While De St Pern, a World War II veteran, is the school’s oldest living product, others who have followed him include Sharks medical head Glen Hagemann, a medical doctor, SA Schools hockey player Justin Galloway and JP Cilliers, Glenwood High School’s head boy of 2012.
Four generations of Hagemanns have passed through Darnall Primary, and among this year’s leavers is Bryce Tayler who is carrying his family’s name for a third generation.
“It’s quite surprising how well children from Darnall function at high school,” said past pupil Karen Tocknell, formerly Hagemann, a teacher whose career has been in the marketing side of education, and who sits on school boards.
“One would assume that coming from a small school they would be lost, but because of the sense of belonging there is a high sense of selfesteem and confidence. It’s an interesting phenomenon.”
She added: “There are also less discipline problems with this sense of belonging. There’s less bullying because of the community feel that everyone is part of the system.”
Teacher Nettie de Ricquebourg added that the school’s small size meant everyone participated in its activities “no matter whether they are high or average achievers”.
“It gives them courage. No matter who they are, they have to play for the teams.”
Sugar is the reason for Darnall’s existence.

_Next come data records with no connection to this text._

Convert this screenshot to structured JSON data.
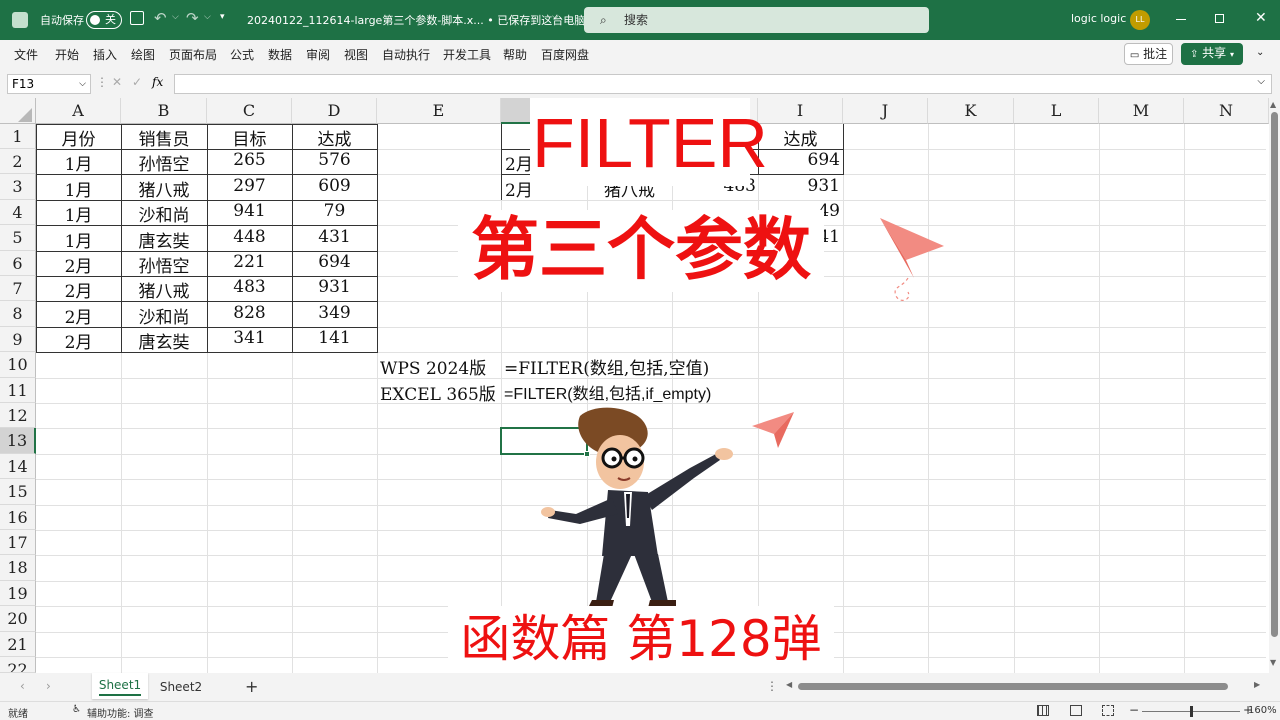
{
  "titlebar": {
    "autosave_label": "自动保存",
    "autosave_state": "关",
    "filename": "20240122_112614-large第三个参数-脚本.x... • 已保存到这台电脑",
    "search_placeholder": "搜索",
    "user_name": "logic logic",
    "user_initials": "LL"
  },
  "menu": {
    "items": [
      "文件",
      "开始",
      "插入",
      "绘图",
      "页面布局",
      "公式",
      "数据",
      "审阅",
      "视图",
      "自动执行",
      "开发工具",
      "帮助",
      "百度网盘"
    ],
    "comment_label": "批注",
    "share_label": "共享"
  },
  "formula_bar": {
    "name_box": "F13",
    "fx_label": "fx",
    "content": ""
  },
  "columns": [
    "A",
    "B",
    "C",
    "D",
    "E",
    "F",
    "G",
    "H",
    "I",
    "J",
    "K",
    "L",
    "M",
    "N"
  ],
  "rows": [
    "1",
    "2",
    "3",
    "4",
    "5",
    "6",
    "7",
    "8",
    "9",
    "10",
    "11",
    "12",
    "13",
    "14",
    "15",
    "16",
    "17",
    "18",
    "19",
    "20",
    "21",
    "22"
  ],
  "table_main": {
    "header": [
      "月份",
      "销售员",
      "目标",
      "达成"
    ],
    "rows": [
      [
        "1月",
        "孙悟空",
        "265",
        "576"
      ],
      [
        "1月",
        "猪八戒",
        "297",
        "609"
      ],
      [
        "1月",
        "沙和尚",
        "941",
        "79"
      ],
      [
        "1月",
        "唐玄奘",
        "448",
        "431"
      ],
      [
        "2月",
        "孙悟空",
        "221",
        "694"
      ],
      [
        "2月",
        "猪八戒",
        "483",
        "931"
      ],
      [
        "2月",
        "沙和尚",
        "828",
        "349"
      ],
      [
        "2月",
        "唐玄奘",
        "341",
        "141"
      ]
    ]
  },
  "table_result": {
    "header_i": "达成",
    "row2": {
      "f": "2月",
      "i": "694"
    },
    "row3": {
      "f": "2月",
      "g": "猪八戒",
      "h": "483",
      "i": "931"
    },
    "row4": {
      "i": "49"
    },
    "row5": {
      "i": "41"
    }
  },
  "notes": {
    "wps_label": "WPS 2024版",
    "wps_formula": "=FILTER(数组,包括,空值)",
    "excel_label": "EXCEL 365版",
    "excel_formula": "=FILTER(数组,包括,if_empty)"
  },
  "overlay": {
    "title": "FILTER",
    "subtitle": "第三个参数",
    "series": "函数篇 第128弹"
  },
  "sheet_tabs": [
    "Sheet1",
    "Sheet2"
  ],
  "status": {
    "ready": "就绪",
    "accessibility": "辅助功能: 调查",
    "zoom": "160%"
  },
  "colors": {
    "excel_green": "#1e7145",
    "overlay_red": "#ee1111",
    "selection_green": "#217346"
  }
}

“At the end of 1914, some of the parents of the Darnall district gave notice to the headmaster at Stanger School that they would be withdrawing their children from the school because of the unsatisfactory train service,” teacher Robyn Livingstone wrote in the school’s centenary magazine.
When Darnall Primary started at its first location on a hilltop close to the present school, most children walked to school, she wrote.

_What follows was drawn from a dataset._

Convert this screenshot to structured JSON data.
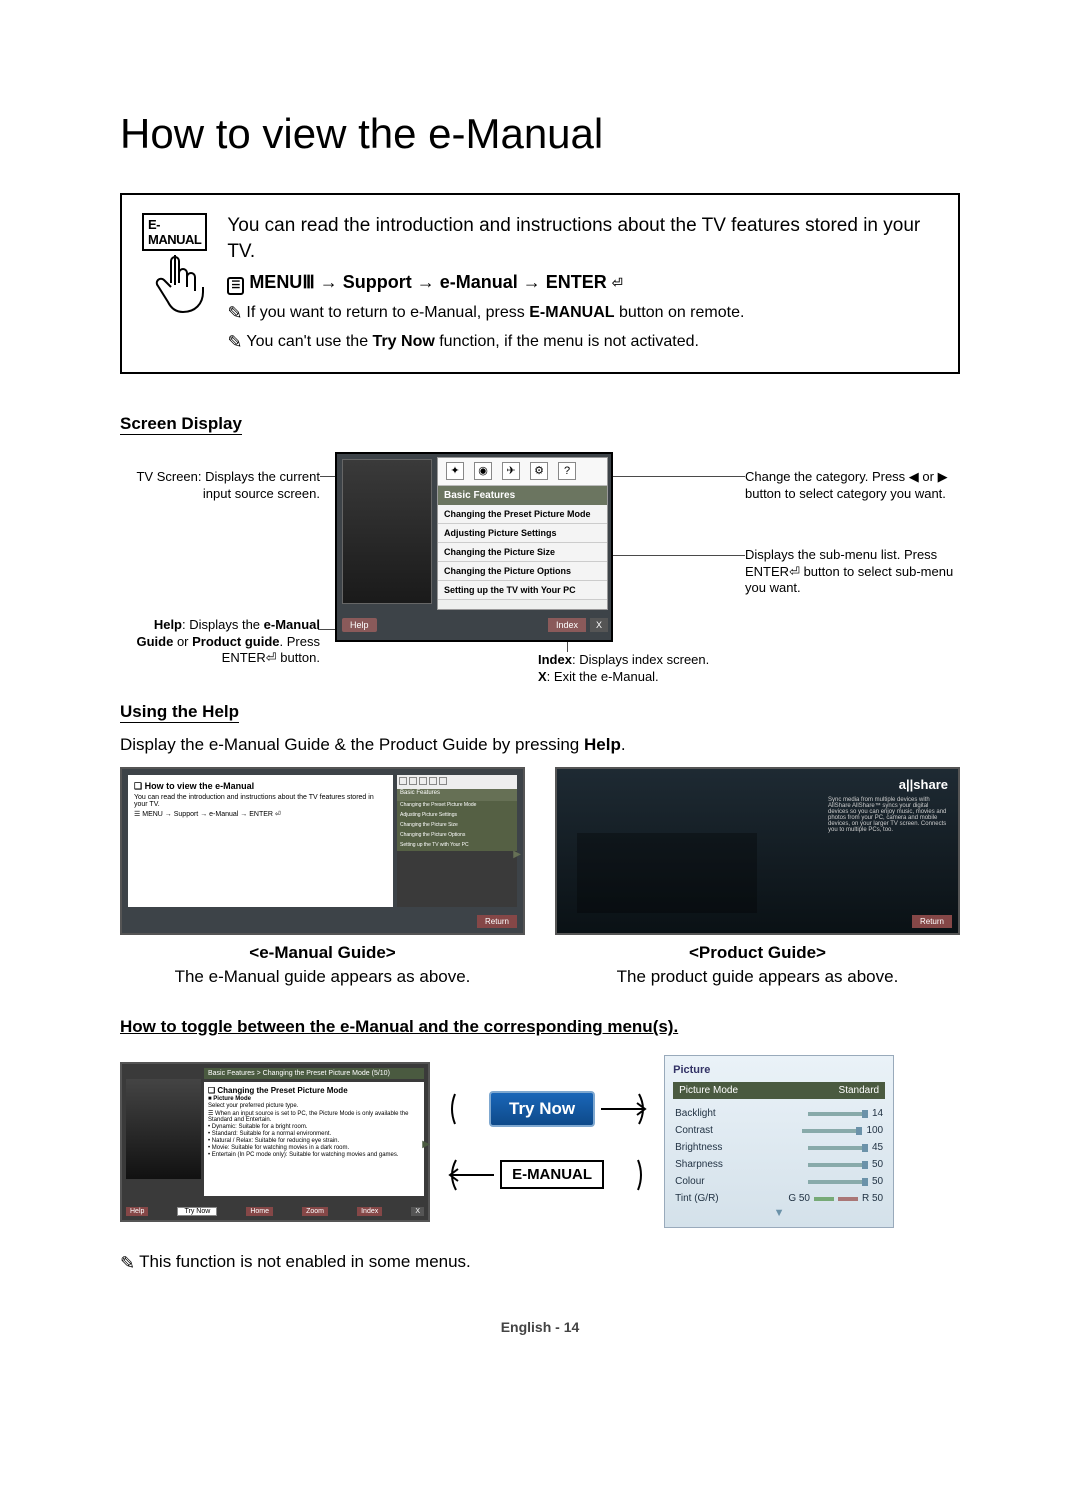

“But little Dorothy Stewart of Sinkwazi Park arrived in a cart drawn by a king-size white billy goat. All the other children envied her.”

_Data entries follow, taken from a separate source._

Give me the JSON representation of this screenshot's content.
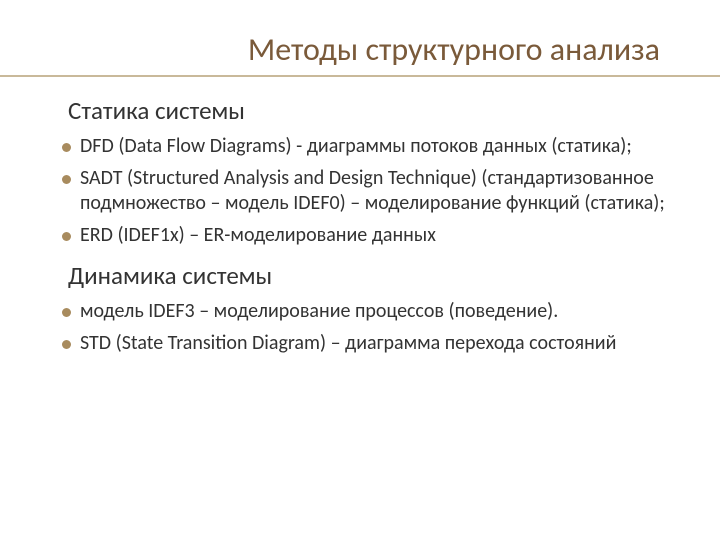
{
  "title": "Методы структурного анализа",
  "sections": [
    {
      "heading": "Статика системы",
      "items": [
        "DFD (Data Flow Diagrams) - диаграммы потоков данных (статика);",
        "SADT (Structured Analysis and Design Technique) (стандартизованное подмножество – модель IDEF0) – моделирование функций (статика);",
        "ERD (IDEF1x) – ER-моделирование данных"
      ]
    },
    {
      "heading": "Динамика системы",
      "items": [
        "модель IDEF3 – моделирование процессов (поведение).",
        "STD (State Transition Diagram) – диаграмма перехода состояний"
      ]
    }
  ]
}
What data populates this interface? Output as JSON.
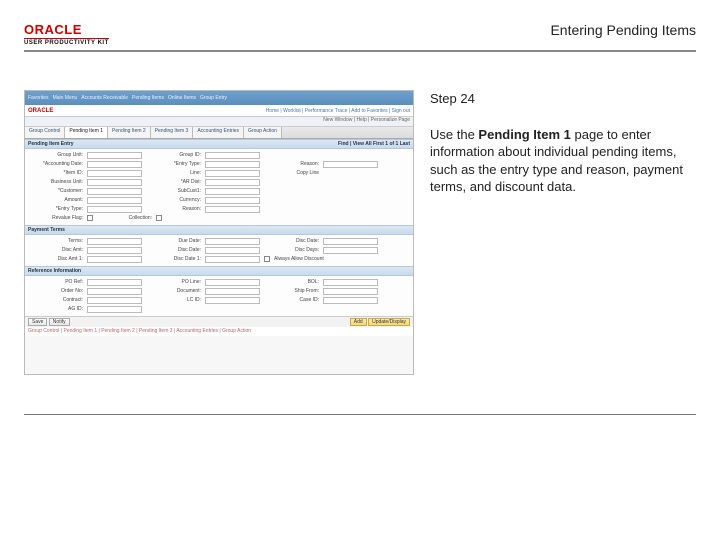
{
  "header": {
    "logo_text": "ORACLE",
    "logo_sub": "USER PRODUCTIVITY KIT",
    "doc_title": "Entering Pending Items"
  },
  "instructions": {
    "step": "Step 24",
    "body_pre": "Use the ",
    "body_bold": "Pending Item 1",
    "body_post": " page to enter information about individual pending items, such as the entry type and reason, payment terms, and discount data."
  },
  "screenshot": {
    "top_menu": [
      "Favorites",
      "Main Menu",
      "Accounts Receivable",
      "Pending Items",
      "Online Items",
      "Group Entry"
    ],
    "logo": "ORACLE",
    "logo_links": "Home | Worklist | Performance Trace | Add to Favorites | Sign out",
    "user_row": "New Window | Help | Personalize Page",
    "tabs": [
      "Group Control",
      "Pending Item 1",
      "Pending Item 2",
      "Pending Item 3",
      "Accounting Entries",
      "Group Action"
    ],
    "active_tab_index": 1,
    "section1": {
      "title": "Pending Item Entry",
      "toolbar": "Find | View All    First 1 of 1 Last",
      "fields": [
        [
          "Group Unit:",
          "Group ID:"
        ],
        [
          "*Accounting Date:",
          "*Entry Type:",
          "Reason:"
        ],
        [
          "*Item ID:",
          "Line:",
          "Copy Line"
        ],
        [
          "Business Unit:",
          "*AR Dist:"
        ],
        [
          "*Customer:",
          "SubCust1:"
        ],
        [
          "Amount:",
          "Currency:"
        ],
        [
          "*Entry Type:",
          "Reason:"
        ],
        [
          "Revalue Flag:",
          "Collection:"
        ]
      ]
    },
    "section2": {
      "title": "Payment Terms",
      "fields": [
        [
          "Terms:",
          "Due Date:",
          "Disc Date:"
        ],
        [
          "Disc Amt:",
          "Disc Date:",
          "Disc Days:"
        ],
        [
          "Disc Amt 1:",
          "Disc Date 1:",
          "Always Allow Discount"
        ]
      ]
    },
    "section3": {
      "title": "Reference Information",
      "fields": [
        [
          "PO Ref:",
          "PO Line:",
          "BOL:"
        ],
        [
          "Order No:",
          "Document:",
          "Ship From:"
        ],
        [
          "Contract:",
          "LC ID:",
          "Case ID:"
        ],
        [
          "AG ID:"
        ]
      ]
    },
    "footer_buttons_left": [
      "Save",
      "Notify"
    ],
    "footer_buttons_right": [
      "Add",
      "Update/Display"
    ],
    "breadcrumb": "Group Control | Pending Item 1 | Pending Item 2 | Pending Item 3 | Accounting Entries | Group Action"
  }
}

In the centenary magazine is a 1930 newspaper cutting announcing a fancy dress dance to raise money for a gramophone. It is now among the exhibits in the museum section of the school library.
The grounds are peppered with plaques announcing Grade 7 fundraising achievements, the latest being the centenary bell.
“Each year they leave behind something for the next years’ pupils to use,” said school secretary Sue Stone, whose own children also attended Darnall Primary.
“It gets quite emotional.”
Matching the greenery of the surrounding sugar fields are vast areas of green carpeting around the school.
“It’s astroturf from the Queensmead hockey grounds,” explained principal Nel. It came to Darnall Primary after a mudslide at Queensmead and an insurance claim.
A bit of it went into the new cricket pitch, put together with the help of a parent who offered the school the use of a heavy mechanical compressor.
Another innovation is a piece of piping that is an offcut from concrete piping that Umgeni Water has installed to bring extra water into Hazelmere Dam from the lower reaches of the Thukela River.
This legacy of the current drought is the latest hit to play in for children from the Sunshine Pre-Primary School, which became part of Darnall Primary in 2010.
The effects of extreme weather are reflected in the school records that show how attendance dropped during tropical storm Demoina in 1984, Nel remarked.
Half a century before Demoina, old man St Pern remembers when there was high water and the Nonoti was in flood.
“We couldn’t get across in our mule trap so there would be no school for the day.”